Efficient Chaotic Based Communication System for a Satellite Formation Flying Configuration
- Paper number
IAC-12,B2,2,2,x15265
- Author
Prof. Elbert E.N. Macau, Instituto Nacional de Pesquisas Espaciais (INPE), Brazil
- Coauthor
Dr. Jose Mario Grybowski, Universidade Federal da Fronteira Sul - UFFS, Brazil
- Coauthor
Prof. Takashi Yoneyama, Instituto Tecnológico de Aeronáutica (ITA), Brazil
- Year
2012
- Abstract
Chaos-based communication systems have been considered as a very efficient communication approach to be used for interspace communication. The intrinsic complexity embedded on the chaotic dynamics with its hallmark property of sensitive dependence on initial conditions provides a masterful framework that can be exploited to develop remarkably fast, efficient and robust communication systems at low cost. The main idea is to embed the information signal in the chaotic signal which is transmitted over the communication channel. The remarkable properties of those systems have being extensively demonstrated in laboratory experiments. Very recently, a field experiment using commercial optical network was undertaken in which messages encoded in a chaotic waveform were successfully transmitted at gigabit per second range over 120 km of optical fiber in the metropolitan area network of Athens, Greece. This approach can also be used to support intensive distributed communication process over a network. This is also the scenario that may exist when the concept of satellite formation flying is used. A satellite in a formation flying is a group of satellites that fly within close range of each other. The formation operates as a “virtual” satellite with a very large capability that would require a huge, complex and expensive monolithic satellite. However, being synchronization is a prior requisite for coherent chaos communication.

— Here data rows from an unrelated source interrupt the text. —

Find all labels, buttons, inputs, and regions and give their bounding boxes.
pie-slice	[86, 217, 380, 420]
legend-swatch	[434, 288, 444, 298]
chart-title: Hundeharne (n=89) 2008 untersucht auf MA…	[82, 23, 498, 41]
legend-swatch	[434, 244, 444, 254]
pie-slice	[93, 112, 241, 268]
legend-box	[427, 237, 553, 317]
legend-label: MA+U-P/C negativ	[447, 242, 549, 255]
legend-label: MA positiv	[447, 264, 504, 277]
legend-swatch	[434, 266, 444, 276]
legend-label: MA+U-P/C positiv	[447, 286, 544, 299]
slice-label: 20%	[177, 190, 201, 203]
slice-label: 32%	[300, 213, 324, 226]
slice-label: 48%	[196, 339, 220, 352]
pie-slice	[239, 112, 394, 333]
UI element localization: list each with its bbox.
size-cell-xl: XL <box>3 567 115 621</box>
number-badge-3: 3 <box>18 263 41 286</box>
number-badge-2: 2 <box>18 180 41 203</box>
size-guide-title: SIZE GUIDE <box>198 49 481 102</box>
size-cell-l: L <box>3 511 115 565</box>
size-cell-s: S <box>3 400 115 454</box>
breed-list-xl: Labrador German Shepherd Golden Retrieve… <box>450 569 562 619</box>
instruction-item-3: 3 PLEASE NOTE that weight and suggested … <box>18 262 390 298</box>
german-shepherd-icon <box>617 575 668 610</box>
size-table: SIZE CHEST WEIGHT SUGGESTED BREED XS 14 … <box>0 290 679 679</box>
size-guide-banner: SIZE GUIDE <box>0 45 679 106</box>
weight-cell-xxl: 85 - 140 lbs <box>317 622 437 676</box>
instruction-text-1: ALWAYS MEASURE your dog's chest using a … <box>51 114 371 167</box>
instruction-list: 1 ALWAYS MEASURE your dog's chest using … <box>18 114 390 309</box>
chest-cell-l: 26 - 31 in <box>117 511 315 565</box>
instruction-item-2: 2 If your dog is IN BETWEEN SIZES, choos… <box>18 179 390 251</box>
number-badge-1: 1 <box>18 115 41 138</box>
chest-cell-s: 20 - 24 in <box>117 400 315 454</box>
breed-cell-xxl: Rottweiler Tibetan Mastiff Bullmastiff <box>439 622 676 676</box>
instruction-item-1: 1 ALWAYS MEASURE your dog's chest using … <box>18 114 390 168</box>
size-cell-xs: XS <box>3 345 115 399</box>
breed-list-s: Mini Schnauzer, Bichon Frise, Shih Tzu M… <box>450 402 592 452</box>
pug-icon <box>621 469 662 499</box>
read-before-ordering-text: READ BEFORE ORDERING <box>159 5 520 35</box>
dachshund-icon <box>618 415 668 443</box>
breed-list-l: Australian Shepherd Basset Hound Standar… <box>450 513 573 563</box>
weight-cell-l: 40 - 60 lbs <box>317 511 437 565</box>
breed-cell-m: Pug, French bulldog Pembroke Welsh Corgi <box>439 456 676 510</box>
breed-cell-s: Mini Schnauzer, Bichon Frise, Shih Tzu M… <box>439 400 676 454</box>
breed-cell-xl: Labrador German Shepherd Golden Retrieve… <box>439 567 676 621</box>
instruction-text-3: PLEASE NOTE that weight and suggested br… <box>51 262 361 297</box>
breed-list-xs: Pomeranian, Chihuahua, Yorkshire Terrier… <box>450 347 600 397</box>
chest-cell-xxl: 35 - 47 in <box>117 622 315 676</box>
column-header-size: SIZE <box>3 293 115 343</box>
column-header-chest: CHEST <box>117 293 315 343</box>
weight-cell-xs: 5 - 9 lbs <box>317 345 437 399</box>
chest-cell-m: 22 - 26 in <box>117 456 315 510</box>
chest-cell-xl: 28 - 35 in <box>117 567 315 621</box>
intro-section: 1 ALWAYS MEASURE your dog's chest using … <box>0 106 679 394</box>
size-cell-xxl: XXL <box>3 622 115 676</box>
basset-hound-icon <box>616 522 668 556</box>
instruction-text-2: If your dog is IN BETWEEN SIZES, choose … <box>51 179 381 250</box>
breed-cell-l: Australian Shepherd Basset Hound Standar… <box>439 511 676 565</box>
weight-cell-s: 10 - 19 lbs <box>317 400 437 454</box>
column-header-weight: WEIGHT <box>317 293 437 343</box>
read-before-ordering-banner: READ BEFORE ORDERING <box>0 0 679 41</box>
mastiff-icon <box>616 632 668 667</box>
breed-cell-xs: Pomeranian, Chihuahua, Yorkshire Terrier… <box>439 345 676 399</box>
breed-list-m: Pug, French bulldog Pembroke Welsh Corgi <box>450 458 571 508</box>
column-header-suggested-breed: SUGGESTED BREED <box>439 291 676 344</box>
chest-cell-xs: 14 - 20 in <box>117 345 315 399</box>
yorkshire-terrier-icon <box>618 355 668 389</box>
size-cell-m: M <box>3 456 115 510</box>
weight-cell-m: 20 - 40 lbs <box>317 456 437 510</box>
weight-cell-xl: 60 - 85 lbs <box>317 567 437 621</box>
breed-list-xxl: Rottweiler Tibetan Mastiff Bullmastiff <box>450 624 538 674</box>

In the environment of a formation flight in space, because of the distance among the spacecraft, delays due to propagation time must be taken in account. In this work, we propose a new strategy that allow isochronous synchronization among chaotic signals in a network system and using this strategy, we present a system that allows distributed chaos-based communication among the satellites in the formation flight.